Source: ghananewsagency.org

Ghana well represented at Bonn

Flag of Ghana Flag of Ghana

More participants continue to arrive at the COP 23 in Bonn, Germany with various environmental organisations and interest groups still discussing climate change mitigation measures within both closed and open door meetings.

The various parties and negotiators, including Ghana’s contingents of technocrats and officials from the Environmental Protection Agency, (EPA) Ministry of Finance, Ministry of Mines and Natural Resources and the Forestry Commission are all participating in the COP23.

Ghana’s Environment and Science Minister, Professor Kwabena Frimpong-Boateng and Mines and Natural Resources Minister, Mr John Peter Amewu, together with Mr Peter Abum Sarkodie, the Executive Director of the EPA are expected to be at the Bonn conference next week.

They two ministers are expected to participate in a ministerial conference that would give many state ministers the platform to deliberate environmental issues and also sign unto some bilateral relations with partner countries.

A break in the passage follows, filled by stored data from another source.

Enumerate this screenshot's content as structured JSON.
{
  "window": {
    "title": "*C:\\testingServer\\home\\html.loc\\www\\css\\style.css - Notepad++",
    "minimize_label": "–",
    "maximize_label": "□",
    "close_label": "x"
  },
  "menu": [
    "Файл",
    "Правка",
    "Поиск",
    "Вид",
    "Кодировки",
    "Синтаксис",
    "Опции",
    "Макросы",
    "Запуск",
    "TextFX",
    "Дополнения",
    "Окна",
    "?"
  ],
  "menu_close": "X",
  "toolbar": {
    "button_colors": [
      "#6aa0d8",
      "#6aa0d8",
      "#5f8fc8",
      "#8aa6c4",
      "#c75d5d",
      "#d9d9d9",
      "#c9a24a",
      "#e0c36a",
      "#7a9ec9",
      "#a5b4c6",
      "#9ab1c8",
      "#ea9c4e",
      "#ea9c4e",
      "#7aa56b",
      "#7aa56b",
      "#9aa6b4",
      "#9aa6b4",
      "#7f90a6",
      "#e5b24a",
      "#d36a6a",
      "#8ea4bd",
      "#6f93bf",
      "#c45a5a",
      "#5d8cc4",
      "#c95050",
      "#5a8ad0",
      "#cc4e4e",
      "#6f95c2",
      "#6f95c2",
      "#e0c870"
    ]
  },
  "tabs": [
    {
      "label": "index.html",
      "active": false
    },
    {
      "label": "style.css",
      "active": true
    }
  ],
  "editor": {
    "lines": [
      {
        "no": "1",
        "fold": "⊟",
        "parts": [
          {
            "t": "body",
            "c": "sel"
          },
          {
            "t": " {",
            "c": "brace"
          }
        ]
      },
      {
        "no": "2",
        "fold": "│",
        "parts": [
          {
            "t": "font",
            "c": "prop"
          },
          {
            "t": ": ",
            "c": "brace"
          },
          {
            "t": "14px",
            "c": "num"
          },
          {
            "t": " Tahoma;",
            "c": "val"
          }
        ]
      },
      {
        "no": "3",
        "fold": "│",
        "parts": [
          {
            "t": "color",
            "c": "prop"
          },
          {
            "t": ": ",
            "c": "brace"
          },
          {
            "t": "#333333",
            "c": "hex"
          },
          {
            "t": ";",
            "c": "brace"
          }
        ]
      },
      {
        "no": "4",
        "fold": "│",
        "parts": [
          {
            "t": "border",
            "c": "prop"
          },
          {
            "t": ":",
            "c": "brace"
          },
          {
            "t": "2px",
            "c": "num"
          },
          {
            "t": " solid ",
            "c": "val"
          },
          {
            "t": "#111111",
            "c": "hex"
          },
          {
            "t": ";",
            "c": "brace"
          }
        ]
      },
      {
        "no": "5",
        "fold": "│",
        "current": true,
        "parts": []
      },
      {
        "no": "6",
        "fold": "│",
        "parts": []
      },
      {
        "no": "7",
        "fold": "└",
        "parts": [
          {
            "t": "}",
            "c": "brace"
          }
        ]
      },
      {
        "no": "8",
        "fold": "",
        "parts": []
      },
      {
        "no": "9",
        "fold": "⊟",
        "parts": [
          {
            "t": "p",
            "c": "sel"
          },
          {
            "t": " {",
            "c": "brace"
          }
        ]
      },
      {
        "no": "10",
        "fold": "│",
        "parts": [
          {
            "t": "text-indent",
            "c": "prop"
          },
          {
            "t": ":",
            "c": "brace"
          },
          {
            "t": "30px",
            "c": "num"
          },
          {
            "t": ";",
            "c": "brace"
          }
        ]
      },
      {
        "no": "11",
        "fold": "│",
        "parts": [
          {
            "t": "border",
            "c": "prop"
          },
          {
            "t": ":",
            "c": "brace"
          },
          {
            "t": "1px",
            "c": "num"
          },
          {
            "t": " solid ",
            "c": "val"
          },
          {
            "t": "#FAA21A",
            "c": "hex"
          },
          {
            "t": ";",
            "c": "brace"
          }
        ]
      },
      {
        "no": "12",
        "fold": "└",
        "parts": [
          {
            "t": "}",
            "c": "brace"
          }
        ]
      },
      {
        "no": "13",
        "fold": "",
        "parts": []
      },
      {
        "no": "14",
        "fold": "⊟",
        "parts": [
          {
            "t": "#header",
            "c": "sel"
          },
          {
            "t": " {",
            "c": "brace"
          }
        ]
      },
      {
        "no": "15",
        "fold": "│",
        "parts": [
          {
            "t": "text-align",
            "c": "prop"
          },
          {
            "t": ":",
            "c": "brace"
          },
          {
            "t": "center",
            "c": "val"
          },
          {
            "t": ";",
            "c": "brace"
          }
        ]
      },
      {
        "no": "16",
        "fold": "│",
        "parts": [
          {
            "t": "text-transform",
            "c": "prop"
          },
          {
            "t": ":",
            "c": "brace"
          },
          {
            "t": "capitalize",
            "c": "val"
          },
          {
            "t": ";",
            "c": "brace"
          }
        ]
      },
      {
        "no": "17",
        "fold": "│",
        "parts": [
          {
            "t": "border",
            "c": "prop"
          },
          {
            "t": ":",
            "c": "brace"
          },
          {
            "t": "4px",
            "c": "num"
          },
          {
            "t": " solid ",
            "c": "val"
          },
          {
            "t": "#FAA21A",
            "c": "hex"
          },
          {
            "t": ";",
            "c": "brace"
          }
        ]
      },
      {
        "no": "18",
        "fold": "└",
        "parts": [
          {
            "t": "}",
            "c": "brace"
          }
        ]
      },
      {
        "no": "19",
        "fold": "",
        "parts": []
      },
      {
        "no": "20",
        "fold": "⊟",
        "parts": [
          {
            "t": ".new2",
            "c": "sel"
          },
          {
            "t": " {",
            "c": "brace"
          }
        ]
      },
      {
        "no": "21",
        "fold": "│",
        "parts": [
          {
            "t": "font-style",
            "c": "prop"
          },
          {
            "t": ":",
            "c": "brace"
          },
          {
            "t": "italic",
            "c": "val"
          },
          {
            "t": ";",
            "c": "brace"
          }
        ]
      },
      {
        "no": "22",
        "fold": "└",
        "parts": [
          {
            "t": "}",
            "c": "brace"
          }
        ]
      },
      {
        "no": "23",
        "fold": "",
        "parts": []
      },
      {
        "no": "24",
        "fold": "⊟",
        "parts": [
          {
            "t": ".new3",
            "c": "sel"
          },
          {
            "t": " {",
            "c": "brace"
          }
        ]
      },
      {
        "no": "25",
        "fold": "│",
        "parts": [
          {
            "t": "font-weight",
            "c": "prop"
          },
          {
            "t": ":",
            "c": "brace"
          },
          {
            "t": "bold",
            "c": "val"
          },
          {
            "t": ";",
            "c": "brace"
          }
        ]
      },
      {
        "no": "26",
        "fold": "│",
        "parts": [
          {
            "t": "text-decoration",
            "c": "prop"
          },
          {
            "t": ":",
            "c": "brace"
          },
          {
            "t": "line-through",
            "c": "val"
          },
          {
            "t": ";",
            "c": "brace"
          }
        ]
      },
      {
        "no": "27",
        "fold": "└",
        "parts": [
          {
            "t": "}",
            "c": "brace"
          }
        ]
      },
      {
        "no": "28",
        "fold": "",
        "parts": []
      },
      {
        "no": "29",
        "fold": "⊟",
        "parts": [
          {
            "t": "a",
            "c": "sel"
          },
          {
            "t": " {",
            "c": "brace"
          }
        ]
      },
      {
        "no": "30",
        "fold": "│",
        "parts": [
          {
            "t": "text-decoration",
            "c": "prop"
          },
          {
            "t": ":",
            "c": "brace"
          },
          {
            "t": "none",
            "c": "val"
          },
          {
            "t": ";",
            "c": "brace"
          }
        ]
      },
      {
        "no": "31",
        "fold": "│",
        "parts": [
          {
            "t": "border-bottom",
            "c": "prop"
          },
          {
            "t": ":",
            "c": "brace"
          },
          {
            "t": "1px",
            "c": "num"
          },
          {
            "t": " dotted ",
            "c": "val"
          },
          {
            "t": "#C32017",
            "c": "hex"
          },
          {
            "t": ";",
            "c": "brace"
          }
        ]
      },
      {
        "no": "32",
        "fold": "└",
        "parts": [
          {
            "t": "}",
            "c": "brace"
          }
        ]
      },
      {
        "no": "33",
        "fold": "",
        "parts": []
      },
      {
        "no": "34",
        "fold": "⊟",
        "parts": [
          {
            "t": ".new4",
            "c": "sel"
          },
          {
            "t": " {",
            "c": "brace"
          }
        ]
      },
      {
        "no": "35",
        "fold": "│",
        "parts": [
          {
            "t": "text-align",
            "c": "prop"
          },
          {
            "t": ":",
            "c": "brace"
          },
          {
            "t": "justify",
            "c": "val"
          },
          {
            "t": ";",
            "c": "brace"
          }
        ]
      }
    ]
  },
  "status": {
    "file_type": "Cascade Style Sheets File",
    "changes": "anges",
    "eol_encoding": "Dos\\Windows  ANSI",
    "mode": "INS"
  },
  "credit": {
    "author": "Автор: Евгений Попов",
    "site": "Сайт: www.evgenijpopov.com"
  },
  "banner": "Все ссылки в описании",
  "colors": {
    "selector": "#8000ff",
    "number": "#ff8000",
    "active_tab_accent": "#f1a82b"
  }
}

COP23, being hosted by the Republic of Fiji as the chair of the event, and being supported by the German Government, opened on Monday Nov. 6, and it would close on Friday, November 17.

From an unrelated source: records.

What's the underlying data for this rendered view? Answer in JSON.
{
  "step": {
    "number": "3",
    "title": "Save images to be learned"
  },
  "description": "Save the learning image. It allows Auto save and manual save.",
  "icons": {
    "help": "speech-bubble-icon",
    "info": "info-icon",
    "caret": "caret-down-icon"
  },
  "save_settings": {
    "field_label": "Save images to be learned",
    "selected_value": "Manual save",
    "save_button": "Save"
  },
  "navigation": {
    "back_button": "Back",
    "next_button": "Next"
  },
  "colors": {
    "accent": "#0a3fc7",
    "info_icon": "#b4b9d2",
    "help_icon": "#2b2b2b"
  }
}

It is featuring various plenary meetings and core meetings of groups of the Convention and Protocol bodies and many more events around the topics of the COP all across Bonn and its surroundings.

There are other side events involving activists and actors who gather at one side within the Bula Zone on the UN Campus in Bonn, as well as the Bonn Zone, which is further apart, to make comments and statements on the need to accelerate actions in cutting down emissions and committing further to mitigate climate change impact, especially on vulnerable countries like Fiji and other island countries; and also on Africa.

Delegates around the globe are hoping to ensure greater momentum for the Paris Agreement and to raise the level of ambition needed to address global warming at the two week-event.